À l'ombre des filles : une colonne d’air en prison

La liberté par le chant

À l'ombre des filles : une colonne d’air en prison

CRITIQUE / AVIS FILM – Pour son deuxième long métrage après "Django", Etienne Comar raconte avec "À l’ombre des filles" la rencontre improbable et touchante de deux mondes, qui sublime l’art du chant et sa capacité à ouvrir le champ des possibles. Avec Alex Lutz, Agnès Jaoui et Veerle Baetens.

Donner aux autres pour aller mieux soi-même

Dès l’arrivée de Luc (Alex Lutz) dans le centre de détention pour femmes, le réalisateur Etienne Comar de À l'ombre des filles  réussit à intriguer le spectateur. D’emblée, on a envie de savoir pour quelles raisons cet homme si délicat, maladroit et intimidé, s’inflige cette situation. Il se confronte à un monde nouveau et à sa violence sous-jacente. On veut connaître son histoire, entrer dans sa propre prison mentale et l’accompagner tout du long de son chemin de rédemption.

Car le film évoque les rencontres improbables qui transforment les êtres humains, du côté du chanteur lyrique comme de celui des détenues. On ne saura rien du parcours et des condamnations de ces dernières. Même si Etienne Comar, rencontré en avant-première à Bordeaux, dit avoir communiqué aux actrices une bio de leur personnage, que chacune a intégré dans son interprétation.

À l'ombre des filles
À l'ombre des filles ©Ad Vitam

Il est parfois compliqué dans un film choral, qui plus est dans le contexte de la prison, de singulariser des personnages attachants sans les caricaturer et de trouver un casting cohérent. Etienne Comar s’en sort plutôt bien, grâce à Veerle Baetens (Carole) et à Marie Berto (Jeanine), aux côtés de deux actrices non professionnelles épatantes, Fatima Berriah (Noor) et Anna Najder (Marzena). 

On est un peu moins convaincu par les prestations d'Hafsia Herzi et la timidité de son personnage Jess, et d'Agnès Jaoui, dont le personnage de Catherine est assez nébuleux en mère de substitution de Luc. Un rôle qu’on aurait d'ailleurs plus vu du côté de la logeuse de Luc (formidable Michele Moretti).

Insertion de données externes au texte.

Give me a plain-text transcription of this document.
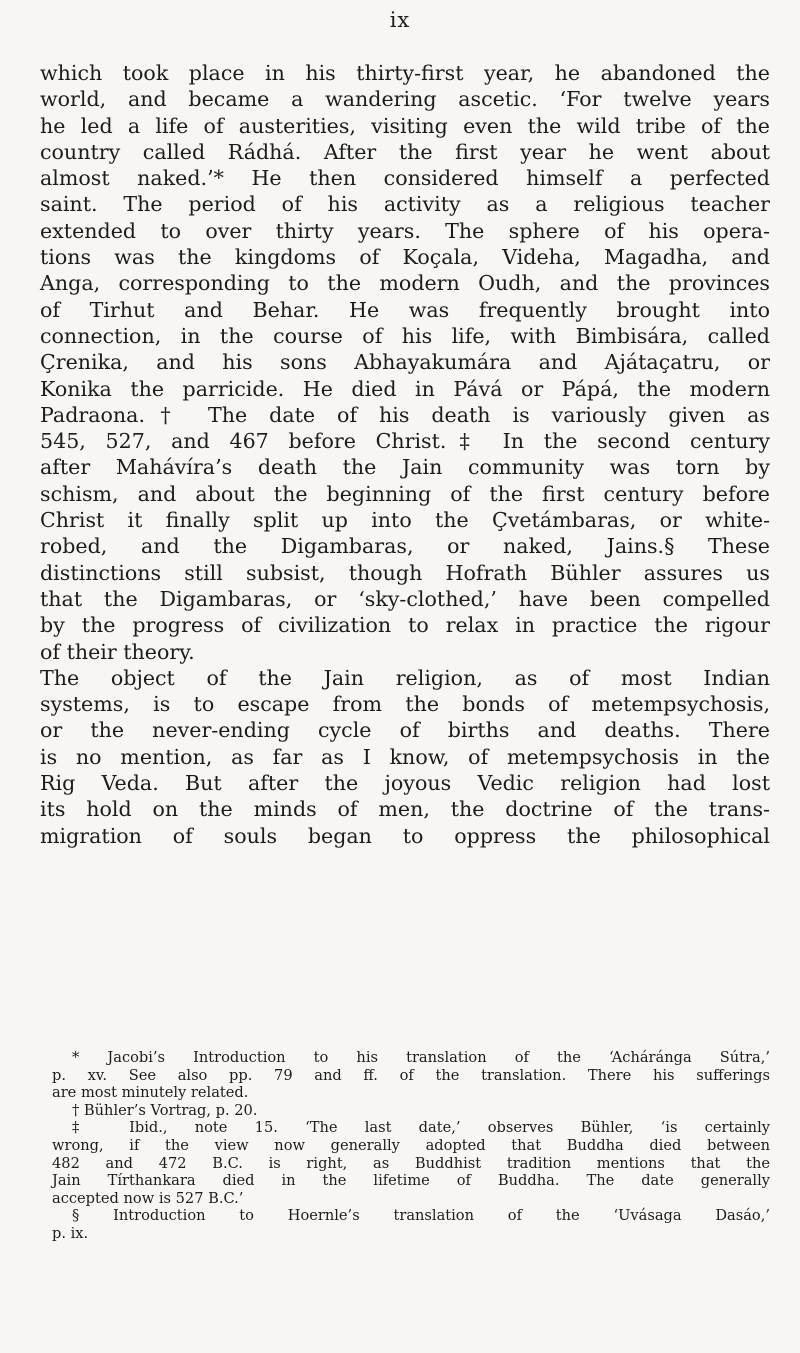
ix
which took place in his thirty-first year, he abandoned the
world, and became a wandering ascetic. ‘For twelve years
he led a life of austerities, visiting even the wild tribe of the
country called Rádhá. After the first year he went about
almost naked.’* He then considered himself a perfected
saint. The period of his activity as a religious teacher
extended to over thirty years. The sphere of his opera-
tions was the kingdoms of Koçala, Videha, Magadha, and
Anga, corresponding to the modern Oudh, and the provinces
of Tirhut and Behar. He was frequently brought into
connection, in the course of his life, with Bimbisára, called
Çrenika, and his sons Abhayakumára and Ajátaçatru, or
Konika the parricide. He died in Pává or Pápá, the modern
Padraona.† The date of his death is variously given as
545, 527, and 467 before Christ.‡ In the second century
after Mahávíra’s death the Jain community was torn by
schism, and about the beginning of the first century before
Christ it finally split up into the Çvetámbaras, or white-
robed, and the Digambaras, or naked, Jains.§ These
distinctions still subsist, though Hofrath Bühler assures us
that the Digambaras, or ‘sky-clothed,’ have been compelled
by the progress of civilization to relax in practice the rigour
of their theory.
The object of the Jain religion, as of most Indian
systems, is to escape from the bonds of metempsychosis,
or the never-ending cycle of births and deaths. There
is no mention, as far as I know, of metempsychosis in the
Rig Veda. But after the joyous Vedic religion had lost
its hold on the minds of men, the doctrine of the trans-
migration of souls began to oppress the philosophical
* Jacobi’s Introduction to his translation of the ‘Acháránga Sútra,’
p. xv. See also pp. 79 and ff. of the translation. There his sufferings
are most minutely related.
† Bühler’s Vortrag, p. 20.
‡ Ibid., note 15. ‘The last date,’ observes Bühler, ‘is certainly
wrong, if the view now generally adopted that Buddha died between
482 and 472 B.C. is right, as Buddhist tradition mentions that the
Jain Tírthankara died in the lifetime of Buddha. The date generally
accepted now is 527 B.C.’
§ Introduction to Hoernle’s translation of the ‘Uvásaga Dasáo,’
p. ix.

Le chant comme lien entre les êtres

Le réalisateur, tel le balancier d’un métronome, parvient très bien à équilibrer son film, allant de Luc aux détenues, et des détenues à Luc, chacun avec son tempo. Le format 4/3 y est pour beaucoup, donnant une patte quasi documentaire au film et permettant un focus sur l’humanité de chaque visage. De musique et de chant, il est évidemment question dans À l’ombre des filles, et les métaphores sont nombreuses. L’oreille musicale et la justesse des voix ne sont d'ailleurs pas les qualités premières des détenues volontaires de l’atelier de chant de Luc.

Mais le film montre à quel point le chant peut apporter du plaisir et libérer le corps et l’esprit. Il permet même, le temps de l’atelier, une évasion alors que la réalité est pourtant bien présente entre ces murs. Une réalité oppressante avec ses bruits caractéristiques, ses portes qui claquent, ses détenues qui crient et se disputent le pouvoir.

À l'ombre des filles
À l'ombre des filles ©Ad Vitam

Du cafouillage acoustique laborieux et des doutes naîtront des regards respectueux, mais surtout la confiance et la fierté d’avoir accompli quelque chose de beau et d’harmonieux, ensemble. La difficile notion de transmission et de création en prison avait déjà été abordée par le biais du théâtre et de la tragicomédie, dans Un triomphe de Emmanuel CourcolÀ l’ombre des filles propose un cadre plus intime, donnant à Luc l’occasion d’offrir un cocon à ces femmes et à lui-même. Le film montre habilement comment Luc passe de sa bulle artistique et solitaire d’homme en deuil à son ouverture aux autres.

Après avoir interprété un chanteur dans Guy, et un champion de tennis dans 5ème Set, Alex Lutz est encore bluffant de réalisme et de sobriété dans ce rôle de contreténor à la croisée des chemins. Grâce notamment au jeu de l’acteur, À l’ombre des filles se révèle donc un film d’une grande finesse et sans jugement. Il donne à voir la prison pour ce qu’elle est : un lieu à part qui tente de transformer des individus purgeant leur peine en leur offrant une possibilité de réinsertion, mais aussi d’espoir.

À l’ombre des filles d'Etienne Comar, en salle le 13 avril 2022. Ci-dessus la bande-annonce. Retrouvez ici toutes nos bandes-annonces.

Conclusion

Note de la Rédaction

"À l'ombre des films" est un film subtil qui donne à voir le chant comme lien entre des êtres seuls et heurtés par la vie, entre la prison et le monde extérieur, porté par le bluffant Alex Lutz.